Although similar, this is not VPN. The caveat is you must have a printer, voip or any device with an IP/MAC address that is constantly on, then a simple inexpensive $15 hub after the router will work. NOTE, it must be a hub. A hub broadcasts to all devices connected to it, a switch will only send packets to the specific device its intended for and not the other connected devices. Set your router to port forward (Use port 9) to go to the constant active device (I have a cheap HP Combo Printer/Fax that is always on) and thus will always show up in the dynamic arp cache. Therefore the packet will not get dumped since it has someplace to go.
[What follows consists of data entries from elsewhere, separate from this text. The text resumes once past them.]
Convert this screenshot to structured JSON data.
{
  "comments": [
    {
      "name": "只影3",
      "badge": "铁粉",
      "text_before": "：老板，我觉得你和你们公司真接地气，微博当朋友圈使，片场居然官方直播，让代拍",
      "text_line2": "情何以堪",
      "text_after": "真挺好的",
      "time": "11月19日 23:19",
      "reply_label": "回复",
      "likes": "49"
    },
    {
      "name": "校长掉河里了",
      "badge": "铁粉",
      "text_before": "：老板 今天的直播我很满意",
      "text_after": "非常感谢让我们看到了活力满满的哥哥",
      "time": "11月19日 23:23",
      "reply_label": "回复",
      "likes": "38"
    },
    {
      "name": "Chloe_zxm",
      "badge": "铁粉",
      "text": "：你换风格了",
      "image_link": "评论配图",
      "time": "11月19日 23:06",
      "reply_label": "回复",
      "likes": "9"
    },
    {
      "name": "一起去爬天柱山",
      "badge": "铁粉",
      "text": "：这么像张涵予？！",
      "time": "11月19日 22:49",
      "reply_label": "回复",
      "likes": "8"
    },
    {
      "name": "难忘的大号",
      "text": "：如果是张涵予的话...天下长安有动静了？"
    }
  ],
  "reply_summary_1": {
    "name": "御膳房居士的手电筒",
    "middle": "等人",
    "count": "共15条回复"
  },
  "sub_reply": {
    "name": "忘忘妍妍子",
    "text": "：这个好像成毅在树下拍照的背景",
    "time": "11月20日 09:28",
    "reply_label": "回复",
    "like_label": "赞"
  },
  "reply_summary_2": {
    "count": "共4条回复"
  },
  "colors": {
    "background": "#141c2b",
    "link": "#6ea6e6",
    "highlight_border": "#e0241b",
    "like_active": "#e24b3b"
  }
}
When you send a magic packet to the router's IP address, it will forward it through the hub to the printer, however the magic packet contains the MAC address of the computer I want woken up. According to the router, the target device for the magic packet is the printer, but the hub inside the LAN will also broadcast it to all devices, one being the hub-connected computer even though its not in the router's dynamic arp list.

Always a good idea to reserve the IP addresses for the constant on device and the computer to be woken up, if your router supports it.

Yeah, its a 2-year-old thread but I too found it through "WOL over WAN" research and so will others looking for answers. Using a Netgear WNDR 3700 router and Netgear DS104 hub.